Cameron County Judge signs migrant surge disaster declaration as Title 42 expires.

Title 42: Border Communities Brace for Unknown Impact as Pandemic-era Health Measure Ends

The end of Title 42 along the Texas-Mexico border has caused concern among communities who are bracing themselves for unknown impacts. Over the roughly 1,200-mile line, multiple areas have declared emergencies in anticipation of an influx of migrants.

Cameron County is one such location, sitting across the border from Matamoros, Mexico, with Brownsville as its county seat. Officials in the county are reportedly expecting levels as high as two, three, or even six times the regular amount of migrants crossing into Texas.

“As Title 42 ends, we’re expecting anywhere from 3,000 to 8,000 (a day) potentially,” states Cameron County Judge Eddie Treviño, Jr. during an interview with Inside Texas Politics. In response to “the imminent threat of widespread or severe damage, injury, or loss of life or property,” Treviño signed a disaster declaration for the county, which will stay in place through May 18 at the earliest.

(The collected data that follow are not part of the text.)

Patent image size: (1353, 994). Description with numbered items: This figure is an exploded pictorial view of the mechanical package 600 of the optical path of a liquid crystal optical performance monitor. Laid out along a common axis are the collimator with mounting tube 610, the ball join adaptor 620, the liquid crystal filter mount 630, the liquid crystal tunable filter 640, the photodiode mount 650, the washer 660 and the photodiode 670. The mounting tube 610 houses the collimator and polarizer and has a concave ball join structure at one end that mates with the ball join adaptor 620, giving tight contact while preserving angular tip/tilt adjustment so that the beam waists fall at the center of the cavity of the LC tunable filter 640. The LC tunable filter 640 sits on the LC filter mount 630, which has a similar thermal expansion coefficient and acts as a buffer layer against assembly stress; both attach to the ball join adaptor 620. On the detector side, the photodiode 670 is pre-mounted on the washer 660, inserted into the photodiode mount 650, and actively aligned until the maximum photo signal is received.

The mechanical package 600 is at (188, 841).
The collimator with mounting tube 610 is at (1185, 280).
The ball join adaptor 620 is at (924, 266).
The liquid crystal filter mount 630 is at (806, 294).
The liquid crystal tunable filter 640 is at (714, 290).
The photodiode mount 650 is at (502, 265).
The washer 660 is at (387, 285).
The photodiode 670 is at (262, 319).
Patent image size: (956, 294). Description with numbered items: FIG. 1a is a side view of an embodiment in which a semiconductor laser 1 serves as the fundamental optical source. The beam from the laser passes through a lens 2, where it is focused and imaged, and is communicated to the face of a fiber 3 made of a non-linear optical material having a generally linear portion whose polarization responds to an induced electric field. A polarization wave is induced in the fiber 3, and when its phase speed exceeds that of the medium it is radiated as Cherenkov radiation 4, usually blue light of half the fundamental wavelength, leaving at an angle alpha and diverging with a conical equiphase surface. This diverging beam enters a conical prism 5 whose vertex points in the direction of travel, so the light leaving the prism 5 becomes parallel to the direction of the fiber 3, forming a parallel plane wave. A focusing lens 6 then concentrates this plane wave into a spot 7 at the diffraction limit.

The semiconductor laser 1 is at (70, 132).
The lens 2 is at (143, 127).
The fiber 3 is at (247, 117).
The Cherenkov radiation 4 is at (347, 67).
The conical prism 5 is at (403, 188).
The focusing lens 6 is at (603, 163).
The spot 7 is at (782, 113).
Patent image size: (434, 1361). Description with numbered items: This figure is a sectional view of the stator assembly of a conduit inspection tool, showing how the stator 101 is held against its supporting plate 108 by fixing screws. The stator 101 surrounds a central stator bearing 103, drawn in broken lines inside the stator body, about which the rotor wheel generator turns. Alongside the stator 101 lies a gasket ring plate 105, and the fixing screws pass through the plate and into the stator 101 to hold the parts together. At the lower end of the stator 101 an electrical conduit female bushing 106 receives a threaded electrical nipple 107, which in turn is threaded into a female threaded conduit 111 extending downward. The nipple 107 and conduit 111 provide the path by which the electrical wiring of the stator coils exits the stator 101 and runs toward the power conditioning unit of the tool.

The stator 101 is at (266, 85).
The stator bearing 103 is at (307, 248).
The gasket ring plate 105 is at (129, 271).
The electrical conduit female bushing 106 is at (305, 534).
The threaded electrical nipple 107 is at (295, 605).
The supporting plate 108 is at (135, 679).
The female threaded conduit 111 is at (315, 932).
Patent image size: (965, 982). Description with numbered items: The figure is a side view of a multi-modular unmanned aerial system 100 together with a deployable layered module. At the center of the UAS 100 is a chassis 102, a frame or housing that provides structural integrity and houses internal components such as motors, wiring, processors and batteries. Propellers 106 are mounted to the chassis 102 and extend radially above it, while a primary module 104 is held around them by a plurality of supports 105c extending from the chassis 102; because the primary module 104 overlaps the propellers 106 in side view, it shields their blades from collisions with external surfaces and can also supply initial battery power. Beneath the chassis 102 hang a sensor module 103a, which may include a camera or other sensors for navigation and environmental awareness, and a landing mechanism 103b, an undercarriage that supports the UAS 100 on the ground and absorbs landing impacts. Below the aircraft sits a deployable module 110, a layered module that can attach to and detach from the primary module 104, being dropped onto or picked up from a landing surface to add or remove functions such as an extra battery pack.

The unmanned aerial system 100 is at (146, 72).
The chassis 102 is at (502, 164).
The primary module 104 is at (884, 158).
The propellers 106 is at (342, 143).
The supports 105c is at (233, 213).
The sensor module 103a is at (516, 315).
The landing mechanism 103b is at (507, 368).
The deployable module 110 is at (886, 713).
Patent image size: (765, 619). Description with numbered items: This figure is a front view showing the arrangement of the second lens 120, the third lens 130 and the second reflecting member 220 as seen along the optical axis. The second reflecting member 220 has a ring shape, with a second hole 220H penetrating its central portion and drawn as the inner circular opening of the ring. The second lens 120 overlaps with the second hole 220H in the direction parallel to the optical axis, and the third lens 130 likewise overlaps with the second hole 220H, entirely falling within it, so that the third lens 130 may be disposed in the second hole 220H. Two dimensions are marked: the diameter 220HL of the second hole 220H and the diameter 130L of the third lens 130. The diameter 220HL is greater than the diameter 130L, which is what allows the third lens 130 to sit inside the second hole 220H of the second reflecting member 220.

Title 42, which quickly expelled migrants without allowing them to seek asylum, is a pandemic-era health measure that ended last week. As migrants make their way to points north, local communities are feeling the strain on resources.

In Cameron County, airports have been burdened, but not yet overburdened. Hospitals and bus stops are holding up as well. Coordination with counterparts in Mexico could be improved, according to Treviño. However, local, state, and federal officials on the U.S. side are working well together.

When asked whether enough is being done to prepare for the influx, Judge Treviño chose not to pinpoint a single individual or party, stressing that the majority of migrants are fleeing threats and strife in their home countries and seeking a better life.

“These are the same people that have been coming to this country for 240 years. They’re just maybe coming from a different avenue. They’re coming from all over the world,” he said. “Obviously, the great majority of them are coming from Latin America, South America, and Central America. But many, many Europeans. We’ve got Ukrainians. We’ve got Asians. Chinese. The whole world is crossing here.”

The situation along the Texas-Mexico border remains a complex and ever-evolving issue, requiring coordination and preparation from multiple levels of government.